Finding Malloy was never easy, and going to Police Headquarters on Mulberry Street in search of him was far from pleasant. On the other hand, she could be fairly certain that an actress would be at the theater where she worked this evening. The hospital would probably let her use a telephone to call Headquarters and leave a message for Malloy. He wouldn’t appreciate all the teasing he’d get over it, but that couldn’t be helped. He’d also get teased if she went down there in person. She might yet hear from Malloy this afternoon. If not, and if no one decided to deliver today, she could go find this Irene tonight.
First, however, she’d have to get home and post a letter to Prescott’s aunt. She’d receive it tomorrow, and if she was any kind of a female, she’d be across the bridge with a basketful of nutritious food for Prescott the same day. Sarah would check on him first thing in the morning, too, and do whatever she could to make him more comfortable.
Meanwhile, she’d wait to hear from Malloy and go visit Irene at the Tivoli Theater.
 
The theater hadn’t opened yet when Sarah arrived that evening, and the front doors were locked. The signs outside urged people to come and see the current product and featured a drawing of a scantily clad female fleeing from an evil-looking man with a handlebar mustache and wearing a black top hat. The names of the actors listed on the sign did not include anyone named Irene.

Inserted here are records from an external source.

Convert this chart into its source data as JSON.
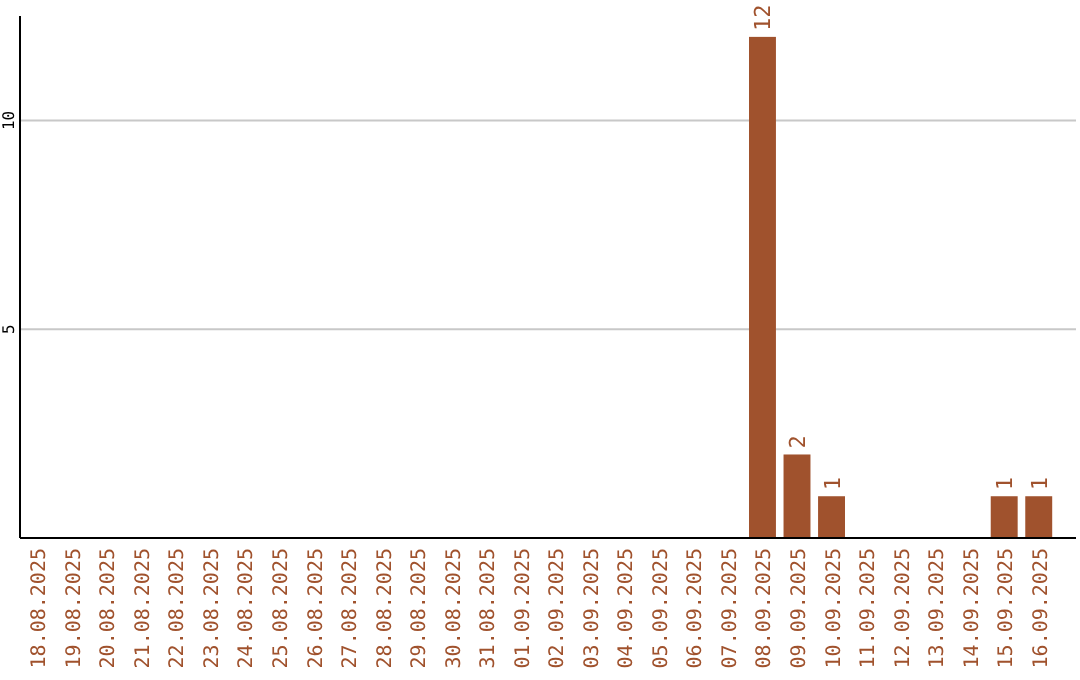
{
  "chart_data": {
    "type": "bar",
    "categories": [
      "18.08.2025",
      "19.08.2025",
      "20.08.2025",
      "21.08.2025",
      "22.08.2025",
      "23.08.2025",
      "24.08.2025",
      "25.08.2025",
      "26.08.2025",
      "27.08.2025",
      "28.08.2025",
      "29.08.2025",
      "30.08.2025",
      "31.08.2025",
      "01.09.2025",
      "02.09.2025",
      "03.09.2025",
      "04.09.2025",
      "05.09.2025",
      "06.09.2025",
      "07.09.2025",
      "08.09.2025",
      "09.09.2025",
      "10.09.2025",
      "11.09.2025",
      "12.09.2025",
      "13.09.2025",
      "14.09.2025",
      "15.09.2025",
      "16.09.2025"
    ],
    "values": [
      0,
      0,
      0,
      0,
      0,
      0,
      0,
      0,
      0,
      0,
      0,
      0,
      0,
      0,
      0,
      0,
      0,
      0,
      0,
      0,
      0,
      12,
      2,
      1,
      0,
      0,
      0,
      0,
      1,
      1
    ],
    "value_labels": [
      null,
      null,
      null,
      null,
      null,
      null,
      null,
      null,
      null,
      null,
      null,
      null,
      null,
      null,
      null,
      null,
      null,
      null,
      null,
      null,
      null,
      "12",
      "2",
      "1",
      null,
      null,
      null,
      null,
      "1",
      "1"
    ],
    "color": "#a0522d",
    "ylim": [
      0,
      12.5
    ],
    "yticks": [
      5,
      10
    ],
    "grid": "y"
  }
}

Sarah knew little about the theater, but she assumed the actors would enter through a rear door, since they had to be at the theater earlier than the patrons in order to prepare for the performance. She had also, in her years of attending the theater, never seen an actor entering or leaving, which meant they came and went at different times and through different doors than the audience. In fact, now that she thought about it, she’d heard about the men who waited outside the theater after a performance to meet the actresses. Weren’t they called Stage Door Billys? No, Jimmies or Johnnies or something like that. She couldn’t remember exactly. Which meant there must be a stage door that the actors used someplace off the main street, a place where would-be Lotharios could wait.

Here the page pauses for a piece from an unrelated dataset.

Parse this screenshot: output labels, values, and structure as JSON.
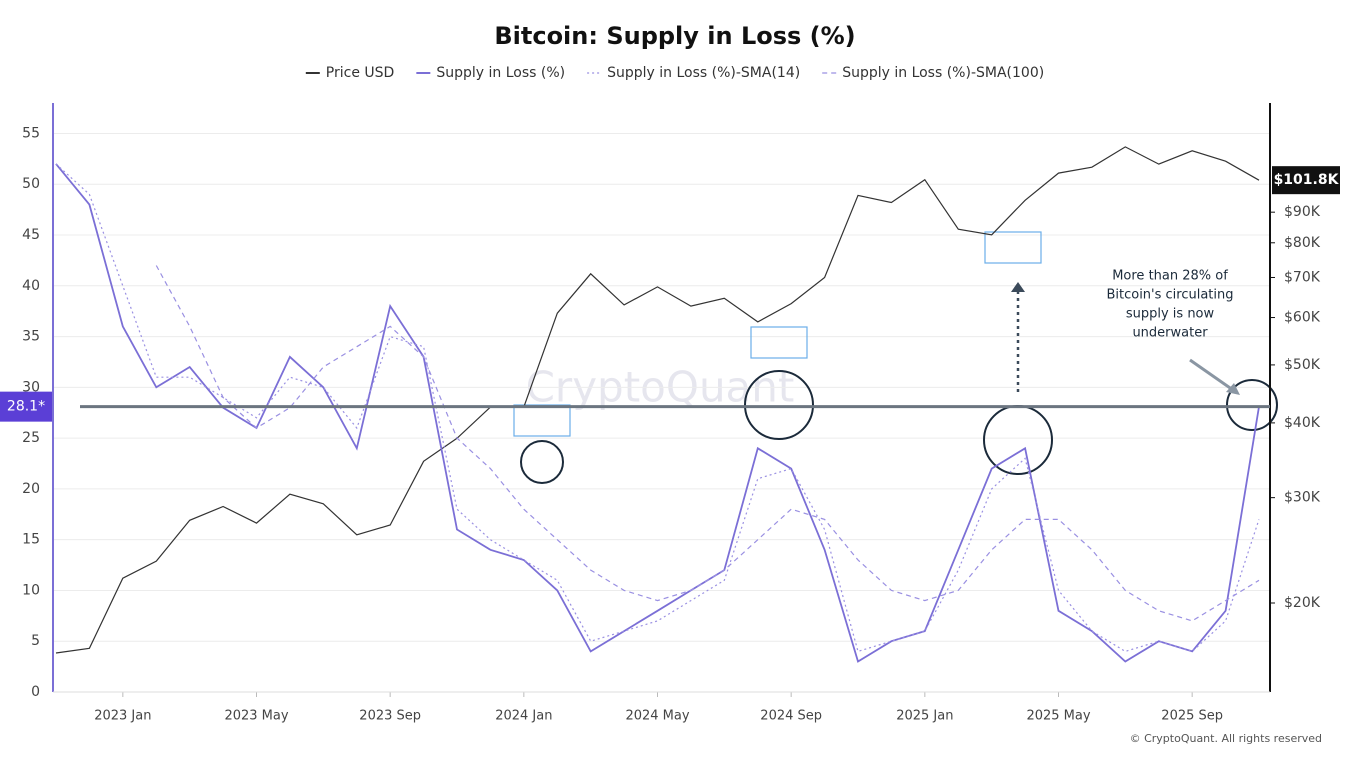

Pleased at her deduction, Sarah walked to the side of the building until she found the alley that ran beside the theater. Just as she’d suspected, she located an unmarked and inconspicuous door on the side of the building, near the rear. It, too, was locked, but when she knocked, an elderly gentleman opened it and peered out at her suspiciously.
“Yeah?” he asked gruffly.
She tried a friendly smile. “I’m looking for Irene. Is she here yet?”
The smile didn’t seem to affect him at all. In fact, he didn’t bat an eye. “Who’re you?”
Sarah surprised herself with her cleverness. “I’m Irene’s cousin, Sarah. I live in Brooklyn, and she told me if I came to see her, she’d show me the stage and everything and let me watch her get ready for the play and—”
The old man interrupted her with a grunt and pulled the door open wide enough for her to enter. “I expect you wanna be an actress, too,” he grumbled. “Well, don’t get your hopes up, girlie. You’re a little long in the tooth to be starting out. Unless you’ve got nice ankles. They might give you a try if you’ve got nice ankles. I could check and give you my opinion,” he offered, glancing down hopefully.
Sarah glared at him, but he didn’t notice because he was looking at the floor, waiting for her to lift her skirt. “I don’t want to be an actress,” she said. “I just want to see Irene.”
He grunted again, this time in disappointment. “She’s down there,” he said, pointing vaguely toward a hallway and turning away. He’d lost interest since she wasn’t going to show him her ankles.
Not wishing to press her luck by asking for more explicit instructions, Sarah set off, figuring if she couldn’t find Irene, she’d most certainly find someone who could.